This was my article for our June newsletter.
In April, I attended a workshop held at Crossroads camp about engaging young adults in ministry. Now, you may be thinking, “But Pastor Lydia, YOU are in that category, right? Shouldn’t you naturally KNOW how to minister to your peers?” The trust is, I am rather an anomaly in my generation. While my confirmation class was the largest in my home church’s history (17), almost none of my fellow confirmands has been to church since. But it is also true that, like the rest of my generation (called “Millennials” by many social physiologists) I grew up navigating technologies that were unheard of even in my parent’s generation.
We are living in a historic moment, where technology is exploding all around us and the world is changing faster than we can keep up with it. Where in the world is God in the mists of Facebook, Tumblr, Instagram, Pintrest, Pandora, iPhones, texting, and Twitter?

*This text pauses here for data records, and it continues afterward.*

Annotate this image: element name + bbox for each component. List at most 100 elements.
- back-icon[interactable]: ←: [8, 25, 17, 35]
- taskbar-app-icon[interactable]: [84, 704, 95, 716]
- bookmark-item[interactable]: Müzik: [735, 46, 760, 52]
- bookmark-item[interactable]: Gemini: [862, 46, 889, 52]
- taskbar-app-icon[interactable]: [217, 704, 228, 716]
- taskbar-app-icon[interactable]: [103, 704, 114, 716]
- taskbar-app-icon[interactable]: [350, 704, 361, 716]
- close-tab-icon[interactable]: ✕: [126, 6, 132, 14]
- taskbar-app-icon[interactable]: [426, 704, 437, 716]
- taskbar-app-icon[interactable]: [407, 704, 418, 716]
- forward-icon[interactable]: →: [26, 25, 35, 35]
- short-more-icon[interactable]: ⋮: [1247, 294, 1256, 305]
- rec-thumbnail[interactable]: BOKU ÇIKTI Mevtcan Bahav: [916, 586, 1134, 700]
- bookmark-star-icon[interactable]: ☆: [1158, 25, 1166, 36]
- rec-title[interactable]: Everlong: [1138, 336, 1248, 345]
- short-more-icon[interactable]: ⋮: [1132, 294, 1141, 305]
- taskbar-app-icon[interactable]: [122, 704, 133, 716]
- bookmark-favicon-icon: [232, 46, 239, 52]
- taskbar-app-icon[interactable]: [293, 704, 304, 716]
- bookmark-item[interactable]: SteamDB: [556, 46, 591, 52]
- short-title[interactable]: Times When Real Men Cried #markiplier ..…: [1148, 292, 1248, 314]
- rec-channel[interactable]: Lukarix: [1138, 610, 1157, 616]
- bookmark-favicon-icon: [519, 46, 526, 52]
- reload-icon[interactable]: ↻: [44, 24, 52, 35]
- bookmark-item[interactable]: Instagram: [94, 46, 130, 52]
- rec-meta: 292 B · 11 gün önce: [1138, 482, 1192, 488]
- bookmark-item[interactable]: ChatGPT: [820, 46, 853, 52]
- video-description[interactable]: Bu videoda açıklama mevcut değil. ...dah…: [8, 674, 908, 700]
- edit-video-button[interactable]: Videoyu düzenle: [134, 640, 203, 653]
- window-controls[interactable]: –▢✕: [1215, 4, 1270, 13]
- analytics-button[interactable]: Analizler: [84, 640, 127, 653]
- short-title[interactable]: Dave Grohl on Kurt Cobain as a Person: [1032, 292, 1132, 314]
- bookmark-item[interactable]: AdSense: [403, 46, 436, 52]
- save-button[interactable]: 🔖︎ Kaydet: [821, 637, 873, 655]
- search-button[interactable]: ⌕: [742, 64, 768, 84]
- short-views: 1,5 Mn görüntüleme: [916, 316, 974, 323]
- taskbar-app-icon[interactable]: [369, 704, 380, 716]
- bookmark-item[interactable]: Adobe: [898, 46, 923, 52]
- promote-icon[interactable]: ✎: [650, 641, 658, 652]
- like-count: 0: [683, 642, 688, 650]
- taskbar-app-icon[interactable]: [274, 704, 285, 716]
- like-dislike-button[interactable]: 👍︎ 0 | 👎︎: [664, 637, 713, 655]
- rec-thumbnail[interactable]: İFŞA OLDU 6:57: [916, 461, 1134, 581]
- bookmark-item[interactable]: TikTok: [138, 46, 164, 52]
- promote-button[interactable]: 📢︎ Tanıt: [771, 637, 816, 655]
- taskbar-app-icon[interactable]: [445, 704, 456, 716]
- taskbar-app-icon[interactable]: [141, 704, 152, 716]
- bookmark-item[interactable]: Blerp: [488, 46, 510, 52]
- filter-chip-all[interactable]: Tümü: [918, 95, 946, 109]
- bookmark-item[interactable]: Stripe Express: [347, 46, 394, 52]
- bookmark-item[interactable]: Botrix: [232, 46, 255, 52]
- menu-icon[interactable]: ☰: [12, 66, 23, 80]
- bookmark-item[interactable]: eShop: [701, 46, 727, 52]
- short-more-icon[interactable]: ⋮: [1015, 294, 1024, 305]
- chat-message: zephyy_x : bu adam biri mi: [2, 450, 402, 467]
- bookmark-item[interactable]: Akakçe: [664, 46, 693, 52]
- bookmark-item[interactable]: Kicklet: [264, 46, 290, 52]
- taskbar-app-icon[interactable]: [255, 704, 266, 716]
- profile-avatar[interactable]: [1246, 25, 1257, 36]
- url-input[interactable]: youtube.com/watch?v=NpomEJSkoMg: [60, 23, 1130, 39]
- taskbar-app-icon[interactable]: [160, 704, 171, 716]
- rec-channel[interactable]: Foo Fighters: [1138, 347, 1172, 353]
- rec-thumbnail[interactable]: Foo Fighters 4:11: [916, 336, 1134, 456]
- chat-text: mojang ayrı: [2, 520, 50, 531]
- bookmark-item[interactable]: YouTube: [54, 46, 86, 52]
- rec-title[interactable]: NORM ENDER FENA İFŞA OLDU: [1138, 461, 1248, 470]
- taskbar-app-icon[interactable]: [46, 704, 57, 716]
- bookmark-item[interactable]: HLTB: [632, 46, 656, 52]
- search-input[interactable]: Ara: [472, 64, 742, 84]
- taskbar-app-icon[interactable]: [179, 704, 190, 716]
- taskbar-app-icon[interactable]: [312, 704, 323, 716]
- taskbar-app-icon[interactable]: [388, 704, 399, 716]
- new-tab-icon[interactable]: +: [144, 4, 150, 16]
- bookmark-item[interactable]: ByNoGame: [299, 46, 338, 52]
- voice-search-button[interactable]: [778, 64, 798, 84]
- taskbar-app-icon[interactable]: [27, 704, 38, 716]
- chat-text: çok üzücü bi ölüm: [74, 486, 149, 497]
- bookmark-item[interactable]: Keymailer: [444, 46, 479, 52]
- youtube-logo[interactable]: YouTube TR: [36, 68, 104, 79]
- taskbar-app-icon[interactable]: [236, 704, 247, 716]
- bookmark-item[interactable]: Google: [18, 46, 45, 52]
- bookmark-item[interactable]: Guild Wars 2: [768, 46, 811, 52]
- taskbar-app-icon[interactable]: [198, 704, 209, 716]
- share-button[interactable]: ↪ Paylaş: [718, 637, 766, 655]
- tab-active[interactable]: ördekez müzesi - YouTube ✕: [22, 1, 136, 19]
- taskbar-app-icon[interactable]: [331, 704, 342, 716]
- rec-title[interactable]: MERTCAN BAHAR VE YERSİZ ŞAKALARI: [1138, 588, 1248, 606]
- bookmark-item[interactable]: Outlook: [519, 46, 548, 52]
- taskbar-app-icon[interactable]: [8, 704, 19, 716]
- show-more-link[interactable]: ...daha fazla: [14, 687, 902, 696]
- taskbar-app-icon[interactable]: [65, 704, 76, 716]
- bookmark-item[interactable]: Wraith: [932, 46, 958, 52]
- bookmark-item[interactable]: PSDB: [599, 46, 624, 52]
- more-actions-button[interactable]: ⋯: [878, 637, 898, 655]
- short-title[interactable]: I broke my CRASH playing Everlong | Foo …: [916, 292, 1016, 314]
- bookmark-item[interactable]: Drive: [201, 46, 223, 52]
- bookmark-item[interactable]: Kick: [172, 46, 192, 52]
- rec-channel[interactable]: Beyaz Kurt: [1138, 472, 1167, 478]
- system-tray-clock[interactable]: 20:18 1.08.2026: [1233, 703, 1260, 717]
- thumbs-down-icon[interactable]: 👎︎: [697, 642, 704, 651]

I recently heard a story about two shoe salesmen who traveled to Africa during its colonial era. The first salesman, depressed that the local people went barefoot, wrote home “Bad news. No one here wears any shoes.” The second scribbled his letter home in excitement: “Great news! NO ONE here has shoes!” This story comes from a fantastic TED talk given by Benjamin Zander (click HERE), which can be found on the TED website (TED talks are short, interesting talks given by experts and creative people around the world), Though Zander‘s talk is about classical music, this story he used has much to say about the world that the church finds itself in today.

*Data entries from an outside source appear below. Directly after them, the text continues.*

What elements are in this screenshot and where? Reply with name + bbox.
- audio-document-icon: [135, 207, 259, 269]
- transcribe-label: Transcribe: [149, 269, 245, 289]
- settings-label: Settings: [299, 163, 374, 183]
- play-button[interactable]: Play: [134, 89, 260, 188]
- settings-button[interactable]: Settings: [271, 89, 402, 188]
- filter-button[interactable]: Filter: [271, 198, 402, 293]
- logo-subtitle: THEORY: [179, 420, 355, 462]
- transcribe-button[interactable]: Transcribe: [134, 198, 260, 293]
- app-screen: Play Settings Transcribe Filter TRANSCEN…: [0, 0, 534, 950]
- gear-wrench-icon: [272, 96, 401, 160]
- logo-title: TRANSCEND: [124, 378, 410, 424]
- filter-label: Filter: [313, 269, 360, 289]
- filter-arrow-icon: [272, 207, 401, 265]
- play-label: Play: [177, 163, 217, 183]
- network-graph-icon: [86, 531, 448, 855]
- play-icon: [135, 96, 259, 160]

We can look around us in dismay and think about those “darn kids” on their phones all the time, or we can wonder along with them about how to use what is available to us to connect TO people. It is true, technology can be an isolating distraction, but it is also a powerful tool that connects and engages people. This workshop I attended opened my eyes to the awesome potential at our fingertips, and the possibilities for ministry with people of all ages. For example, I post my sermons on my blog:
www.likealutheran.blogspot.com and I’ve been trying out Twitter and Instagram.
God has endowed us with creativity, curiosity, and the desire for connection. I hope that you will be exploring, trying, failing, testing, wondering, and discovering along with me, and that we can all find ways to grow in our faith together.